Drillers cut one oil rig in the week to June 14, bringing the total count down to 788, still the lowest since February 2018, General Electric Co’s Baker Hughes energy services firm said in its closely followed report on Friday.
That compares with 863 rigs operating during the same week a year ago.
More than half the total U.S. oil rigs are in the Permian basin in West Texas and eastern New Mexico, where active units decreased by five this week to 441, the lowest since March 2018. The Permian is the biggest U.S. shale oil play.

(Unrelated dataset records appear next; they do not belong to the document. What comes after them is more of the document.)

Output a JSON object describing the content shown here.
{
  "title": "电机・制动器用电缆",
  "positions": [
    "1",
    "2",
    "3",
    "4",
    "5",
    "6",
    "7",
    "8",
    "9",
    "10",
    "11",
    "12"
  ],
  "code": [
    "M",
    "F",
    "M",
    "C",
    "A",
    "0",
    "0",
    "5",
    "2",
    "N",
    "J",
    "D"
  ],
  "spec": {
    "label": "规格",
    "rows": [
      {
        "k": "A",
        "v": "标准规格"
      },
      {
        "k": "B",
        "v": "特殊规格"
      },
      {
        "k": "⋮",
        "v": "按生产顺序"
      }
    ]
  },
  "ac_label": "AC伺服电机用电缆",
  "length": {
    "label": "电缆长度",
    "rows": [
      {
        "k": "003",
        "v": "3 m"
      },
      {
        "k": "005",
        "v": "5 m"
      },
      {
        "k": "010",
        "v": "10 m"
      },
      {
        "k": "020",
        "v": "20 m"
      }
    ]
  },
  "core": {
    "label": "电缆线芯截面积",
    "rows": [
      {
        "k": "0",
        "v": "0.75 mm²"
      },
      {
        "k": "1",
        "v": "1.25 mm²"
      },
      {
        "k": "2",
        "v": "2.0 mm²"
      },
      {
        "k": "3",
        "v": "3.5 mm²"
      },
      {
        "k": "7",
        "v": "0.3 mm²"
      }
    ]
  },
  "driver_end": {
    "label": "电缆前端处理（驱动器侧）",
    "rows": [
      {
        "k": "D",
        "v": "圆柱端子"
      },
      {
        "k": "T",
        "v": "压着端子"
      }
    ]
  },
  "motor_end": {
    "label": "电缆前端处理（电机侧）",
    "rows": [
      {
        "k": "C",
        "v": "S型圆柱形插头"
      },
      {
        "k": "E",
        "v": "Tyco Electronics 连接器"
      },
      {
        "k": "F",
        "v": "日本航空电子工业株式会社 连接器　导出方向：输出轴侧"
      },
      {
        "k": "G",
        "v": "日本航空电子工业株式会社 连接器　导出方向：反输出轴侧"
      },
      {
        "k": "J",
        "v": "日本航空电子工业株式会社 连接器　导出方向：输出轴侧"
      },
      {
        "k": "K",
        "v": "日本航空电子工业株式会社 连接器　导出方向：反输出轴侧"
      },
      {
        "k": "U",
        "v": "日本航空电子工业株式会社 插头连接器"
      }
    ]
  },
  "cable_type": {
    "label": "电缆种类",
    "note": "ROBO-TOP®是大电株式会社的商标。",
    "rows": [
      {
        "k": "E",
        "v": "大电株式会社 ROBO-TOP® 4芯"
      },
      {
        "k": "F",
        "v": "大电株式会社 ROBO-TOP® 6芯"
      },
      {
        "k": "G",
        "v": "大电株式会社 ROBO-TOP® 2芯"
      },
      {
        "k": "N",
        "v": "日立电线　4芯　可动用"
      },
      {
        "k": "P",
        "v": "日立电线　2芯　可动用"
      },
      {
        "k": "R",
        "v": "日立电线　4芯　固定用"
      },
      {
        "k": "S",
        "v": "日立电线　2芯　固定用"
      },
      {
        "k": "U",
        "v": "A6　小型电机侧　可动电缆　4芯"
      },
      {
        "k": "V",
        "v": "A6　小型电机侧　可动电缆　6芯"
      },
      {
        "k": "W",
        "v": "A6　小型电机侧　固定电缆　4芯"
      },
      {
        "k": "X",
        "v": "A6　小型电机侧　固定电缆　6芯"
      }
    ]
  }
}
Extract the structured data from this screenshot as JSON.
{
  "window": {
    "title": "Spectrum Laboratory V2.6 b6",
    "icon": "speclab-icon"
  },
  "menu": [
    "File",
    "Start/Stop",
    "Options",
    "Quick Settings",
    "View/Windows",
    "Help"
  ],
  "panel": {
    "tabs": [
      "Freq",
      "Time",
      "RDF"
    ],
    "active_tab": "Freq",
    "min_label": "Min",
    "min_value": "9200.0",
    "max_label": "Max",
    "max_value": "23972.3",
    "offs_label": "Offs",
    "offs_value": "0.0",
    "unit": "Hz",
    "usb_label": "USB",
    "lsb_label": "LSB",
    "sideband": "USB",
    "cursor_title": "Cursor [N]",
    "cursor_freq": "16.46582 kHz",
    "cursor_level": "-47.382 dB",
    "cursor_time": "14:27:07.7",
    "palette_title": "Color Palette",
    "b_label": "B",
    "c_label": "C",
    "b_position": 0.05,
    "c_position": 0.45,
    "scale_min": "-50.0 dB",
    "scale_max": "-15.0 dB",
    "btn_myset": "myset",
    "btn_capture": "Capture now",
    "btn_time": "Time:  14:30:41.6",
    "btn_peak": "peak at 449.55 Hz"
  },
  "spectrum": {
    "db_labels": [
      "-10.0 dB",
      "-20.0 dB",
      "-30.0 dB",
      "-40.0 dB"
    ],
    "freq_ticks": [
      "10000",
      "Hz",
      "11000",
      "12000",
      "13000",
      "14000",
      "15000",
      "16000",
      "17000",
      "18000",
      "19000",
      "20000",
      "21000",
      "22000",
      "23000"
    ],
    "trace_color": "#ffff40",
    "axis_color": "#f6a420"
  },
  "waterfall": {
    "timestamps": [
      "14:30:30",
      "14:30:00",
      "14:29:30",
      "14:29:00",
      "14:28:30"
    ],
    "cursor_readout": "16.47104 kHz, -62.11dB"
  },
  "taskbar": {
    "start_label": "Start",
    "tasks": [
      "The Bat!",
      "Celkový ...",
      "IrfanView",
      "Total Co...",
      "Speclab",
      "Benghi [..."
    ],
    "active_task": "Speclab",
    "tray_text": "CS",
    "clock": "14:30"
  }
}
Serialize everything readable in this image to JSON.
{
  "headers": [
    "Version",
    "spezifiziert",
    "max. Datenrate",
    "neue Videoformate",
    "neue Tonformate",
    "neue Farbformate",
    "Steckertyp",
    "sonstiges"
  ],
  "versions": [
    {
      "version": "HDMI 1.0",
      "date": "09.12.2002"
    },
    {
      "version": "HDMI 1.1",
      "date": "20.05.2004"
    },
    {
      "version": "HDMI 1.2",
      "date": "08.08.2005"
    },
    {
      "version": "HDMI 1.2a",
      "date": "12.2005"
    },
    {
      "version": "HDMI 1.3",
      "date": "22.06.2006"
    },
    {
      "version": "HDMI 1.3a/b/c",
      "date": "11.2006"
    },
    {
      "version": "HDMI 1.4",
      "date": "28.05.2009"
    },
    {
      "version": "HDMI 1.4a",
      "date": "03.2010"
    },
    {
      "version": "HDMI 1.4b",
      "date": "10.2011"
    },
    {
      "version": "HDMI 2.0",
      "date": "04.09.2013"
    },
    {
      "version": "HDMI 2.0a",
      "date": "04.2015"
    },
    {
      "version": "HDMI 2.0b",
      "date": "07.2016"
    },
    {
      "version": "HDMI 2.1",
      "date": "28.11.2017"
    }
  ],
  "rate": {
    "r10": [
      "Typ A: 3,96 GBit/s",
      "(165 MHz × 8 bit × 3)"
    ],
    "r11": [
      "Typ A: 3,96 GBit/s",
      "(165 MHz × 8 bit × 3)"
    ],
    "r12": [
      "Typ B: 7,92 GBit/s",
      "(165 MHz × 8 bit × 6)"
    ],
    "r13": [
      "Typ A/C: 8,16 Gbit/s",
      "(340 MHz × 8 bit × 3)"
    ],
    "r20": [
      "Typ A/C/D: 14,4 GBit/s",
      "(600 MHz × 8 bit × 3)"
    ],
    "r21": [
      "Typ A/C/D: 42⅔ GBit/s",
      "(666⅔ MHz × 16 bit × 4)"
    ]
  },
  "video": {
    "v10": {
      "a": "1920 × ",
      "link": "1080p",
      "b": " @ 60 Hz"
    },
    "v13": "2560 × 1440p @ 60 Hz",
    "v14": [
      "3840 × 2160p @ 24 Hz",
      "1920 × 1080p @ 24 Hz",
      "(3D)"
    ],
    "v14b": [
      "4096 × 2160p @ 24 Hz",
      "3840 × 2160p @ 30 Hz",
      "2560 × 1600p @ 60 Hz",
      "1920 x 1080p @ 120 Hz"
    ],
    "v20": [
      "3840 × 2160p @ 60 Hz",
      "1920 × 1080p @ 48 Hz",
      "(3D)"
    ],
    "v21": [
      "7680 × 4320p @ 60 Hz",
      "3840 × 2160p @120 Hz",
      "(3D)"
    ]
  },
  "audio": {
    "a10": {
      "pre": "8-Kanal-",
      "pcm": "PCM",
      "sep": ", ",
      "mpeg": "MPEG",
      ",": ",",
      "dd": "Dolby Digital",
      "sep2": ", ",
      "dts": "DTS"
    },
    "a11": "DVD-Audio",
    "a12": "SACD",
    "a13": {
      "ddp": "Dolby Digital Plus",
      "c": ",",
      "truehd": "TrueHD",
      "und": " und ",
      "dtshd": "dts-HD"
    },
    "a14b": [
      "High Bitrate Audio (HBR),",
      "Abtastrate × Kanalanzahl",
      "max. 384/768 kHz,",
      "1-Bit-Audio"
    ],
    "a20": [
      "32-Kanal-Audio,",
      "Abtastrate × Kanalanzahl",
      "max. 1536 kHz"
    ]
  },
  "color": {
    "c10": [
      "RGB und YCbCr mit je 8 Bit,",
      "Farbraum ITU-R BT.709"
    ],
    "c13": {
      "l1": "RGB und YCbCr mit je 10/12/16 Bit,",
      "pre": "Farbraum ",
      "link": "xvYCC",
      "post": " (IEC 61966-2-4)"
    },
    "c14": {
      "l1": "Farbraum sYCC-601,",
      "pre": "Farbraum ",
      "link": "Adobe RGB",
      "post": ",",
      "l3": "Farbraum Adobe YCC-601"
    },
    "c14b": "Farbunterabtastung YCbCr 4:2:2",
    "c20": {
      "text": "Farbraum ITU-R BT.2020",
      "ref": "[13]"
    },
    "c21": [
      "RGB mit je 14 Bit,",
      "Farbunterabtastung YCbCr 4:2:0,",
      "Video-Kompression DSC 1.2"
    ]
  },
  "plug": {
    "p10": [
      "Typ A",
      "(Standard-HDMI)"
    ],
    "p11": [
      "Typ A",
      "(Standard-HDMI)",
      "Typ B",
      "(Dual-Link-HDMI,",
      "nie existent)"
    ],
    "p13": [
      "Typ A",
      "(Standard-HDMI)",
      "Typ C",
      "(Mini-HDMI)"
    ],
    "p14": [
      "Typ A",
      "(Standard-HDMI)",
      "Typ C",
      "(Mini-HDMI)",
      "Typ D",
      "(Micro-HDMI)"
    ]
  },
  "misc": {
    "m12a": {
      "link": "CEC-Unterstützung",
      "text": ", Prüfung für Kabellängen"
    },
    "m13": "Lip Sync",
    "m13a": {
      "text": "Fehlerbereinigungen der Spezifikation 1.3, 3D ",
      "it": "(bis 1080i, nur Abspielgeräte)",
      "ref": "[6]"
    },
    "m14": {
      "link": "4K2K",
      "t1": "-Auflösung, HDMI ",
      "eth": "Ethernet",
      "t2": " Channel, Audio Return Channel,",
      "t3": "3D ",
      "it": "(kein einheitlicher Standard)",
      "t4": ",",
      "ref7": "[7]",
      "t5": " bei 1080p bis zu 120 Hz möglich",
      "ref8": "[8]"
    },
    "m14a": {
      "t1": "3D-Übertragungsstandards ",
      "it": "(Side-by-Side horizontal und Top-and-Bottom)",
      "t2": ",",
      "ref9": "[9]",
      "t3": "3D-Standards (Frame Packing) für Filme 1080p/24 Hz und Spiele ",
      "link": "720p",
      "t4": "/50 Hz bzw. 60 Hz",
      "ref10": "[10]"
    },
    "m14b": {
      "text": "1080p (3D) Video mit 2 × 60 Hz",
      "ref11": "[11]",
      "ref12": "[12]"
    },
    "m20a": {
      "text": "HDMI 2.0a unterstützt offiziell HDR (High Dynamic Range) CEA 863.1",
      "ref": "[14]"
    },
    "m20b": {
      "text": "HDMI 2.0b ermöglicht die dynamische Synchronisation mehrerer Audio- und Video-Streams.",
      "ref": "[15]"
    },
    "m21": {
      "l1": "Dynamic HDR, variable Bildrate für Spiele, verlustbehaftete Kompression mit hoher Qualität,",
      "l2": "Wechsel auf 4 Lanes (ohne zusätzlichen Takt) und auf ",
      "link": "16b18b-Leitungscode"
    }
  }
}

The rig count, an early indicator of future output, has declined over the past six months as independent exploration and production companies cut spending on new drilling as they focus more on earnings growth instead of increased output.
U.S. crude production will rise 1.36 million barrels per day (bpd) to a record 12.32 million bpd in 2019, 140,000 bpd less than previously forecast, according to a monthly Energy Department report on Tuesday. That will top the current all-time high of 10.96 million bpd set in 2018.
U.S. crude futures fell below $51 per barrel this week, close to their lowest since January on fears trade disputes will dent global oil demand.
Looking ahead, crude futures were trading around above $53 a barrel for the balance of 2019 and below $53 in calendar 2020 .
U.S. financial services firm Cowen & Co this week said that projections from the exploration and production (E&P) companies it tracks point to a 5% decline in capital expenditures for drilling and completions in 2019 versus 2018.
Cowen said independent producers expect to spend about 11% less in 2019, while major oil companies plan to spend about 16% more.
In total, Cowen said all of the E&P companies it tracks that have reported will spend about $81.1 billion in 2019 versus $85.4 billion in 2018.
Year-to-date, the total number of oil and gas rigs active in the United States has averaged 1,020. Most rigs produce both oil and gas.
Analysts at Simmons & Co, energy specialists at U.S. investment bank Piper Jaffray, forecast the average combined oil and gas rig count will slide from a four-year high of 1,032 in 2018 to 1,019 in 2019 before rising to 1,097 in 2020.
That is the same as Simmons predictions since early April.